I already knew Alice Sebold from The Lovely Bones, but I had not heard of Lucky (1999) by the same author until I saw it on my 50 Books Every Woman Should Read Before She Turns 40 List. Written just before The Lovely Bones, it is the true story of Sebold's violent rape, on the last day of her first year of college. This book was good. It was well written, tense, often difficult to read, and eye-opening. Sebold is very honest about the rape and how it affected her. Although this is on a list of books for women to read, I kept thinking it would be a good book for men to read as well.
The book begins immediately with a detailed, disturbing account of everything that happened to Sebold on her last night in Syracuse after her first year of college. Walking back to her dorm through a park, she is attacked by a stranger in an ordeal that lasts more than an hour. The rapist is violent, disturbed, and frightening. After reading this, I got up and checked the locks on my front door--something I never bother to do. Sebold tries to get away and then does her best to stay alive. Eventually, the rapist lets her go, and she manages to walk back to her dorm before getting medical care and giving a report to the police.

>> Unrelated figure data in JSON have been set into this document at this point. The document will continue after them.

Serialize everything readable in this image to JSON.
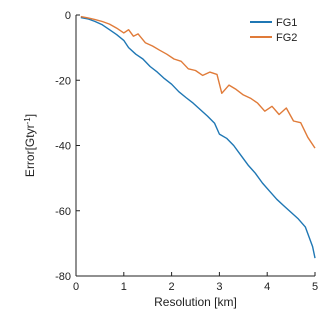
{
  "chart_data": {
    "type": "line",
    "xlabel": "Resolution [km]",
    "ylabel": "Error[Gtyr",
    "ylabel_superscript": "-1",
    "ylabel_close": "]",
    "xlim": [
      0,
      5
    ],
    "ylim": [
      -80,
      0
    ],
    "xticks": [
      0,
      1,
      2,
      3,
      4,
      5
    ],
    "yticks": [
      0,
      -20,
      -40,
      -60,
      -80
    ],
    "xtick_labels": [
      "0",
      "1",
      "2",
      "3",
      "4",
      "5"
    ],
    "ytick_labels": [
      "0",
      "-20",
      "-40",
      "-60",
      "-80"
    ],
    "grid": false,
    "legend_position": "top-right",
    "series": [
      {
        "name": "FG1",
        "color": "#1f77b4",
        "x": [
          0.1,
          0.25,
          0.4,
          0.55,
          0.7,
          0.85,
          1.0,
          1.1,
          1.25,
          1.4,
          1.55,
          1.7,
          1.85,
          2.0,
          2.15,
          2.3,
          2.45,
          2.6,
          2.75,
          2.9,
          3.0,
          3.15,
          3.3,
          3.45,
          3.6,
          3.75,
          3.9,
          4.05,
          4.2,
          4.35,
          4.5,
          4.65,
          4.8,
          4.95,
          5.0
        ],
        "y": [
          -0.8,
          -1.2,
          -2.0,
          -3.0,
          -4.5,
          -6.0,
          -7.8,
          -10.0,
          -12.0,
          -13.5,
          -15.8,
          -17.5,
          -19.5,
          -21.2,
          -23.5,
          -25.3,
          -27.0,
          -29.0,
          -31.0,
          -33.2,
          -36.5,
          -37.8,
          -40.0,
          -43.0,
          -46.0,
          -48.5,
          -51.5,
          -54.0,
          -56.5,
          -58.5,
          -60.5,
          -62.5,
          -65.0,
          -71.0,
          -74.5
        ]
      },
      {
        "name": "FG2",
        "color": "#e07b39",
        "x": [
          0.1,
          0.25,
          0.4,
          0.55,
          0.7,
          0.85,
          1.0,
          1.1,
          1.2,
          1.3,
          1.45,
          1.6,
          1.75,
          1.9,
          2.05,
          2.2,
          2.35,
          2.5,
          2.65,
          2.8,
          2.95,
          3.05,
          3.2,
          3.35,
          3.5,
          3.65,
          3.8,
          3.95,
          4.1,
          4.25,
          4.4,
          4.55,
          4.7,
          4.85,
          5.0
        ],
        "y": [
          -0.5,
          -0.9,
          -1.4,
          -2.0,
          -2.8,
          -4.0,
          -5.5,
          -4.5,
          -6.5,
          -5.8,
          -8.5,
          -9.5,
          -10.8,
          -12.0,
          -13.5,
          -14.2,
          -16.5,
          -17.0,
          -18.5,
          -17.5,
          -18.2,
          -24.0,
          -21.5,
          -22.8,
          -24.5,
          -25.5,
          -27.0,
          -29.5,
          -28.0,
          -30.5,
          -28.5,
          -32.5,
          -33.0,
          -37.5,
          -40.8
        ]
      }
    ]
  }
}
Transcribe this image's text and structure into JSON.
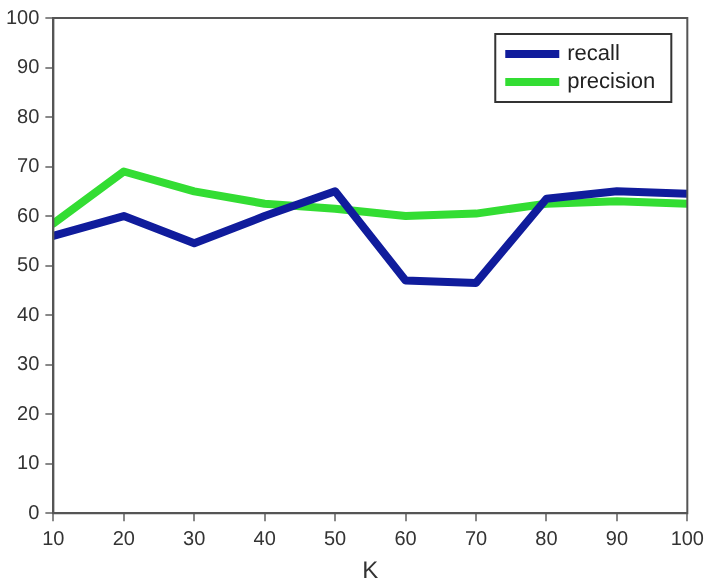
{
  "chart_data": {
    "type": "line",
    "xlabel": "K",
    "x": [
      10,
      20,
      30,
      40,
      50,
      60,
      70,
      80,
      90,
      100
    ],
    "series": [
      {
        "name": "recall",
        "color": "#101c9c",
        "values": [
          56,
          60,
          54.5,
          60,
          65,
          47,
          46.5,
          63.5,
          65,
          64.5
        ]
      },
      {
        "name": "precision",
        "color": "#33dd33",
        "values": [
          58.5,
          69,
          65,
          62.5,
          61.5,
          60,
          60.5,
          62.5,
          63,
          62.5
        ]
      }
    ],
    "xlim": [
      10,
      100
    ],
    "xticks": [
      10,
      20,
      30,
      40,
      50,
      60,
      70,
      80,
      90,
      100
    ],
    "ylim": [
      0,
      100
    ],
    "yticks": [
      0,
      10,
      20,
      30,
      40,
      50,
      60,
      70,
      80,
      90,
      100
    ],
    "grid": false,
    "legend": "top right",
    "marker": "none",
    "line_style": "solid"
  }
}
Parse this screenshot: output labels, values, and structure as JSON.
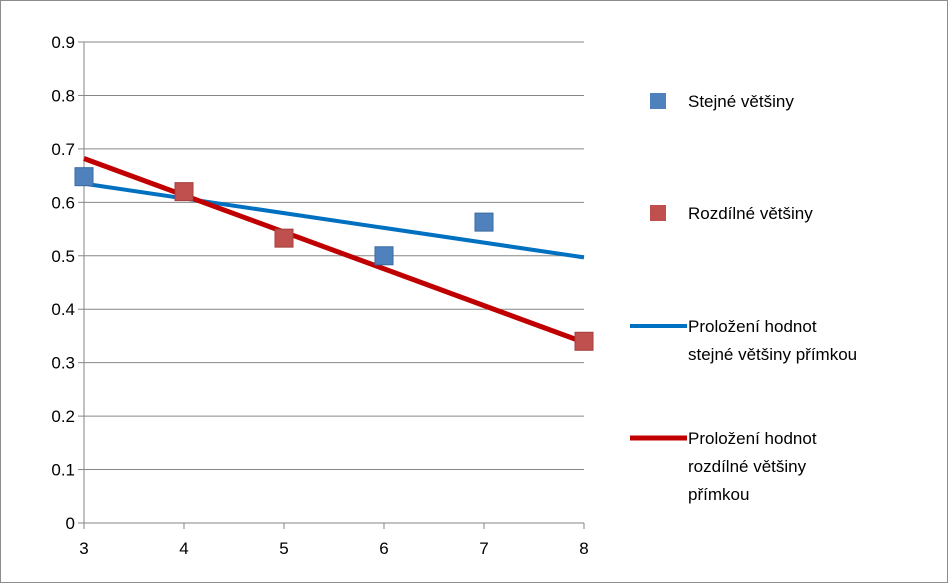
{
  "chart_data": {
    "type": "scatter",
    "x_ticks": [
      "3",
      "4",
      "5",
      "6",
      "7",
      "8"
    ],
    "y_ticks": [
      "0",
      "0.1",
      "0.2",
      "0.3",
      "0.4",
      "0.5",
      "0.6",
      "0.7",
      "0.8",
      "0.9"
    ],
    "xlim": [
      3,
      8
    ],
    "ylim": [
      0,
      0.9
    ],
    "grid": true,
    "legend_position": "right",
    "series": [
      {
        "name": "Stejné většiny",
        "kind": "marker",
        "color": "#4F81BD",
        "points": [
          [
            3,
            0.648
          ],
          [
            6,
            0.5
          ],
          [
            7,
            0.563
          ]
        ]
      },
      {
        "name": "Rozdílné většiny",
        "kind": "marker",
        "color": "#C0504D",
        "points": [
          [
            4,
            0.62
          ],
          [
            5,
            0.533
          ],
          [
            8,
            0.34
          ]
        ]
      },
      {
        "name_lines": [
          "Proložení hodnot",
          "stejné většiny přímkou"
        ],
        "kind": "line",
        "color": "#0070C0",
        "points": [
          [
            3,
            0.635
          ],
          [
            8,
            0.497
          ]
        ]
      },
      {
        "name_lines": [
          "Proložení hodnot",
          "rozdílné většiny",
          "přímkou"
        ],
        "kind": "line",
        "color": "#C00000",
        "points": [
          [
            3,
            0.682
          ],
          [
            8,
            0.338
          ]
        ]
      }
    ]
  }
}
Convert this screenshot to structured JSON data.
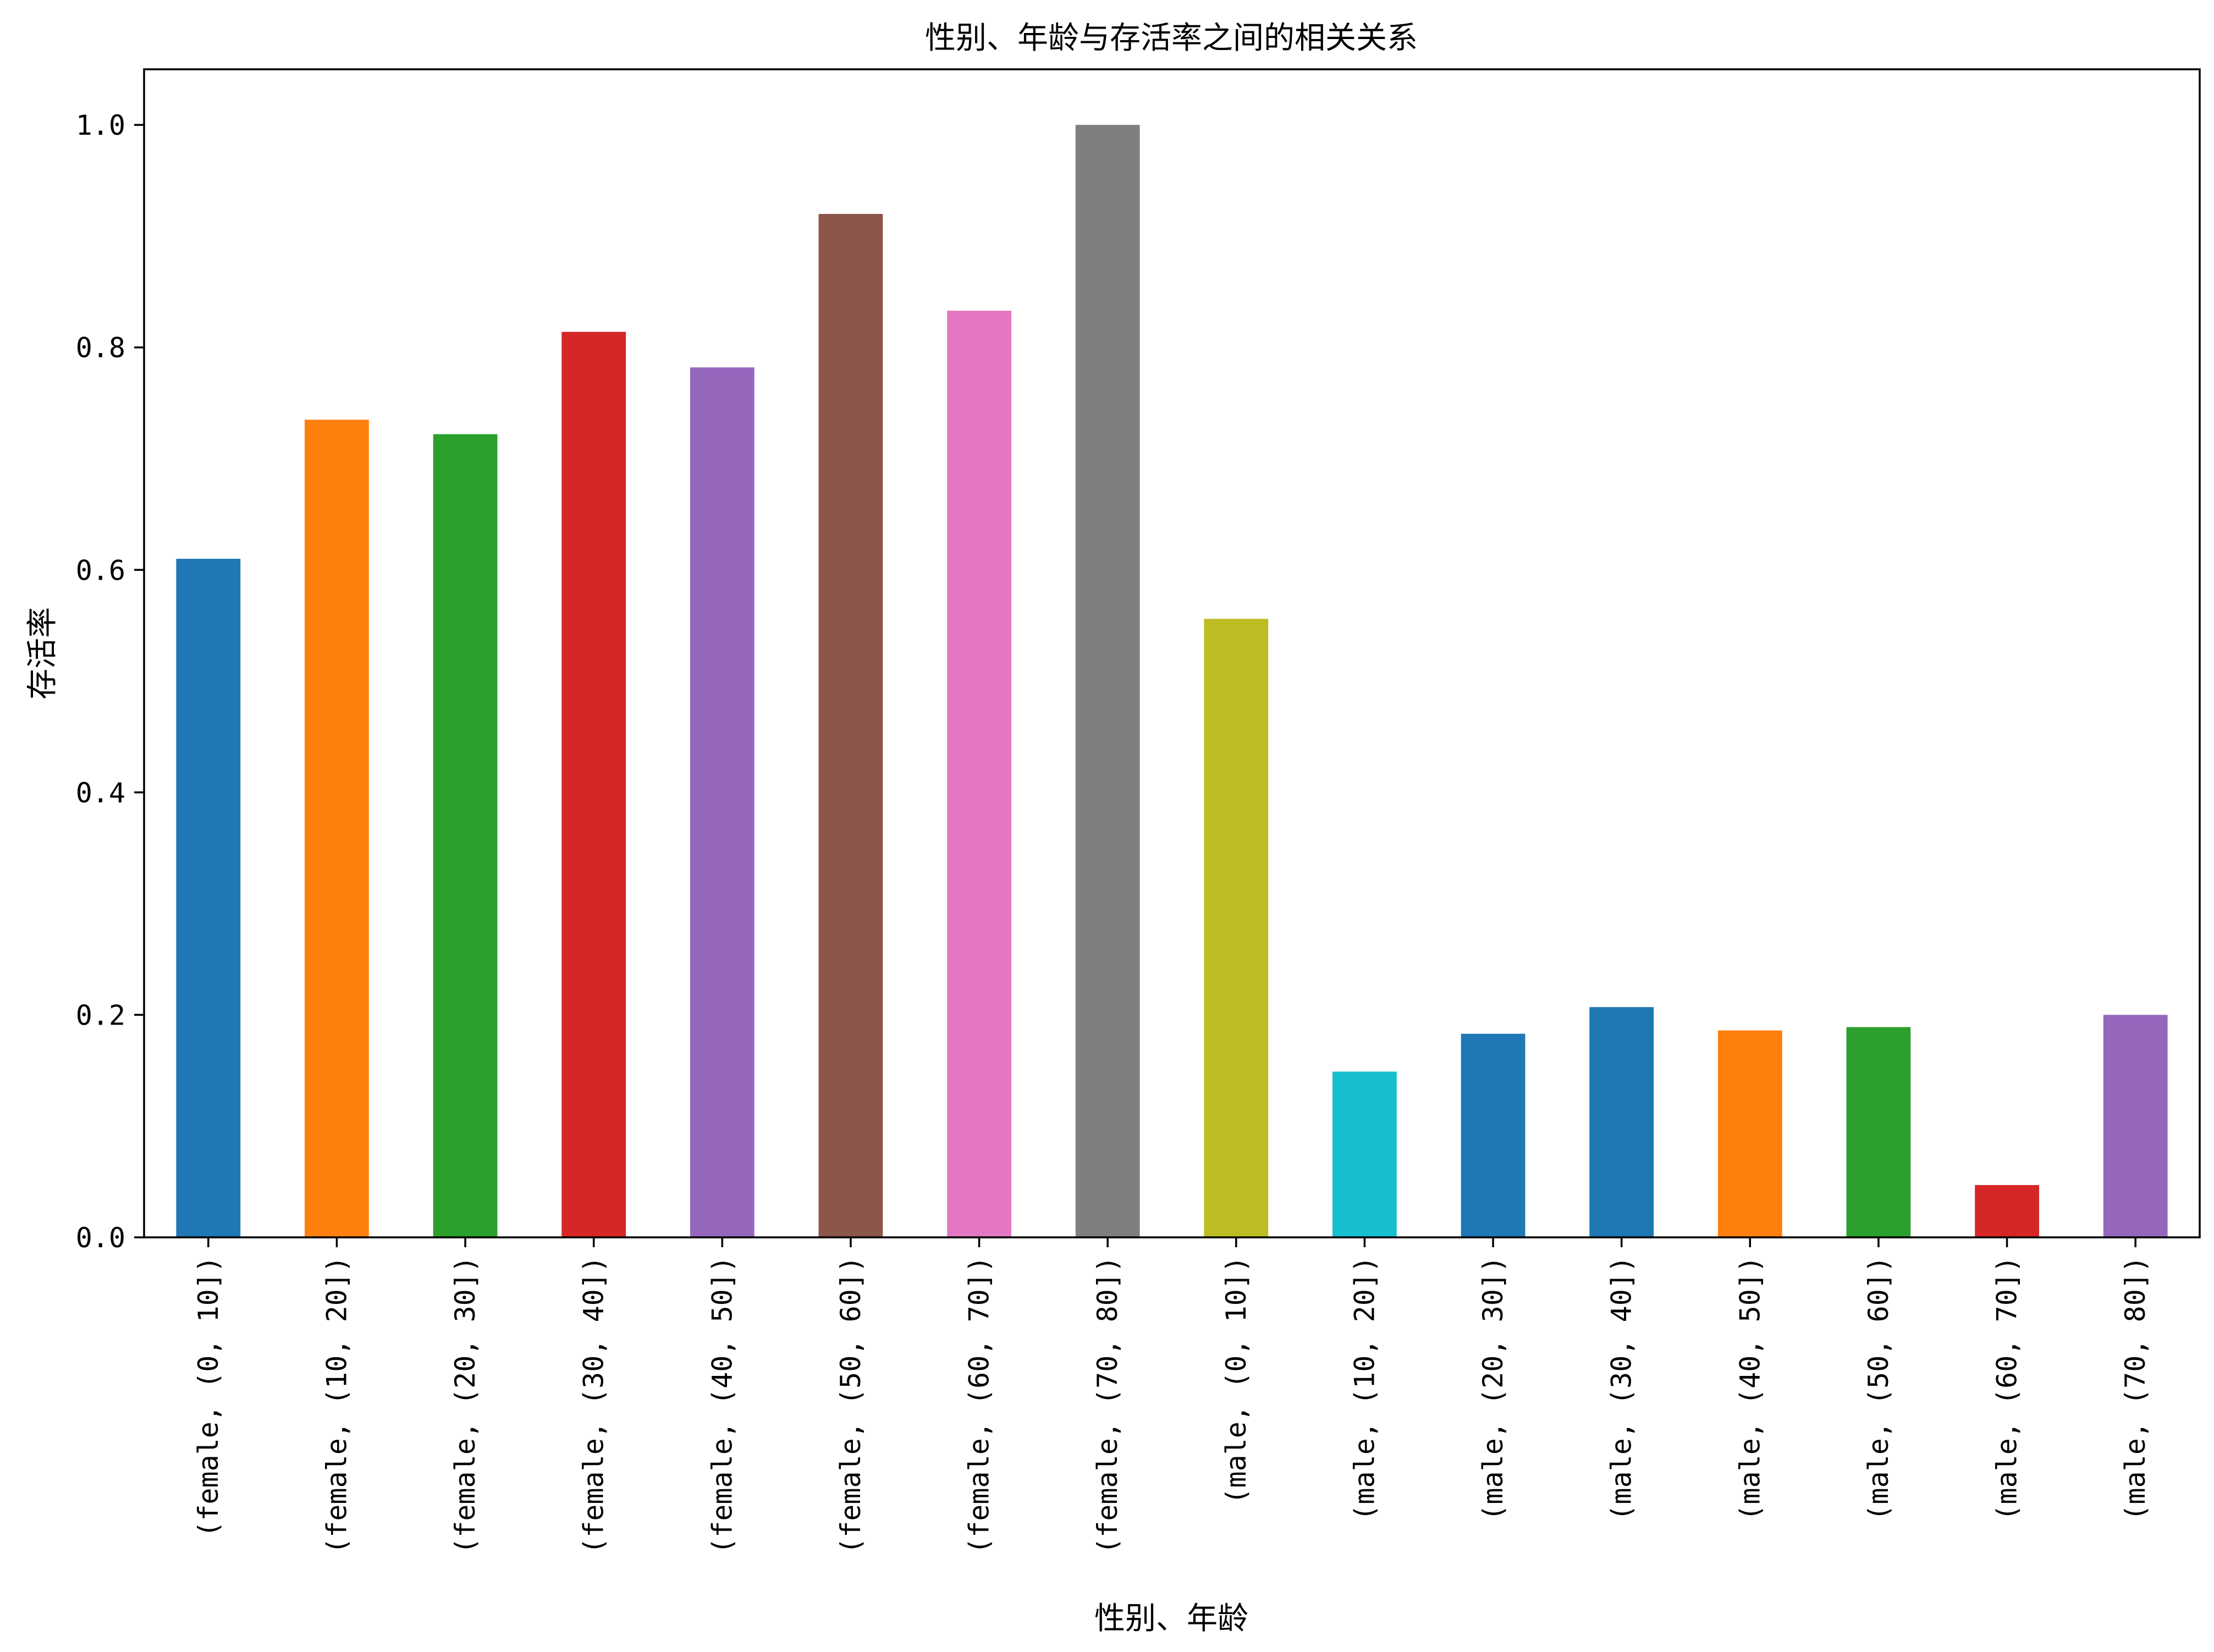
{
  "chart_data": {
    "type": "bar",
    "title": "性别、年龄与存活率之间的相关关系",
    "xlabel": "性别、年龄",
    "ylabel": "存活率",
    "ylim": [
      0,
      1.05
    ],
    "yticks": [
      "0.0",
      "0.2",
      "0.4",
      "0.6",
      "0.8",
      "1.0"
    ],
    "categories": [
      "(female, (0, 10])",
      "(female, (10, 20])",
      "(female, (20, 30])",
      "(female, (30, 40])",
      "(female, (40, 50])",
      "(female, (50, 60])",
      "(female, (60, 70])",
      "(female, (70, 80])",
      "(male, (0, 10])",
      "(male, (10, 20])",
      "(male, (20, 30])",
      "(male, (30, 40])",
      "(male, (40, 50])",
      "(male, (50, 60])",
      "(male, (60, 70])",
      "(male, (70, 80])"
    ],
    "values": [
      0.61,
      0.735,
      0.722,
      0.814,
      0.782,
      0.92,
      0.833,
      1.0,
      0.556,
      0.149,
      0.183,
      0.207,
      0.186,
      0.189,
      0.047,
      0.2
    ],
    "colors": [
      "#1f77b4",
      "#ff7f0e",
      "#2ca02c",
      "#d62728",
      "#9467bd",
      "#8c564b",
      "#e377c2",
      "#7f7f7f",
      "#bcbd22",
      "#17becf",
      "#1f77b4",
      "#1f77b4",
      "#ff7f0e",
      "#2ca02c",
      "#d62728",
      "#9467bd"
    ],
    "grid": false,
    "legend": "none"
  }
}
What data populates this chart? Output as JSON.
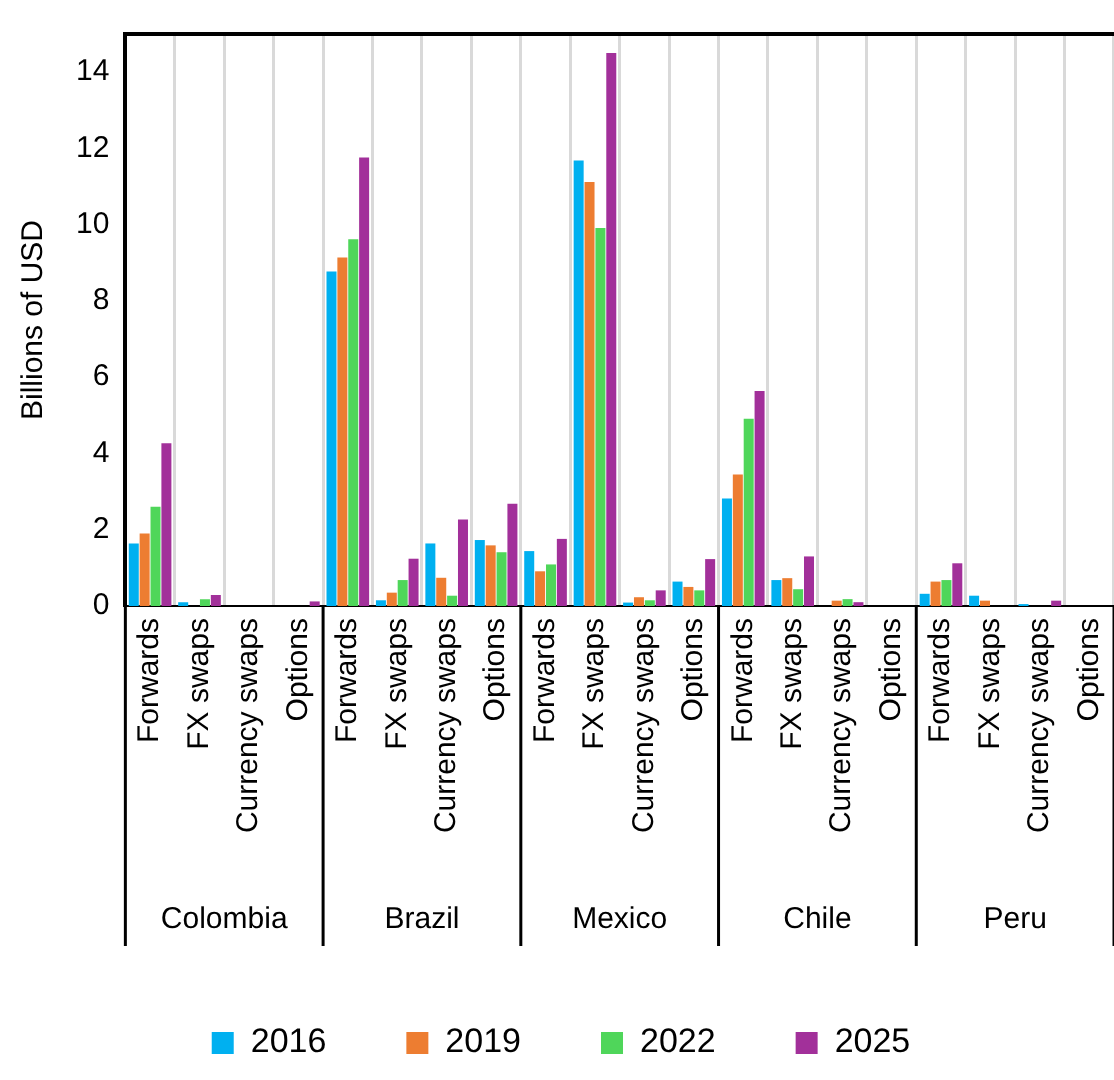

If you forget that this is a personal memoir, this book could almost read as a crime thriller or an episode of Law & Order SVU. Sebold bravely goes back to Syracuse the next year and sees her rapist in the street. She contacts the police and he is arrested on her description. The trial process is difficult, but Sebold views it as a battle and prevails. She goes into great detail of what she was thinking and her testimony at both the grand jury and trial. Even after the trial, Sebold had a lot to deal with. If this wasn't a true story, I might have thought, "Okay, that's enough, let her heal."
Sebold did a fantastic job with contrasting her life before and after the rape in a way that stuck with me. She described the fun, flirtatious pictures she was taking just a few hours before she was raped--a carefree college student having fun with a boy she liked--and the crime scene photos taken after at the hospital and the police station--a new girl, haunted and broken. Sebold also discussed how she had a hard time relating to her friends and the difficulty in coming back to school where she was known as "the girl who was raped." People she didn't know or barely knew were using their proximity to her trauma for their own social gain.
It seems that society is slowly becoming better about helping women deal with sexual assault. The process of police reports and trials have improved slightly, but there is still a long ways to go. I completely understand why women would not want to put themselves through the trauma of reliving all of that horror only to most likely see their rapist walk away in the end. Sebold was raped in 1981, ages ago when it comes to the treatment of women in rape cases. Sebold had to deal with a lot of biases and prejudices when it came to her case, even though, in many ways, she was a "good victim" from a prosecutor's point of view. She was a virgin, white, and a well-spoken college student. She'd been wearing a sweater and jeans and had been completely sober. Her rapist was a stranger and she fought him with tons of corroborating physical wounds. I was scared and disturbed while reading about Sebold's rape, but it was the aftermath that stressed me out because I kept waiting for her to be mistreated by the "good guys."
Sebold had to deal with a lot of ignorant, insensitive comments. The policemen told her she was "lucky" not to have been killed--that another girl had been dismembered in that same spot in the park. The day after the rape, her father said that if it had to happen to one of you (Sebold or her sister), it was good that it happened to Sebold. (I think this was more of an awkward father trying to compliment his daughter that she was emotionally tough, but it did not come out well). The grand jury asked Sebold over and over again why she was walking in the park alone at night. The defense attorney asked what she was wearing. And Sebold found out years later that the cop that took her statement did not initially believe her! Finally, Sebold's father couldn't understand why Sebold didn't get away from her rapist once he dropped the knife. I cannot even imagine what Sebold would have had to go through if she did not fit the profile of a "good victim" in a rape case.
I'd recommend this book as an honest and detailed picture of one woman's rape and how it affected her. Sebold stated that she wanted to lose some of the mystery around rape by writing openly about her own, and I appreciate her courage. I found myself talking about this book a lot with my friends. Because I was so bothered by it, it wasn't one I could easily digest on my own.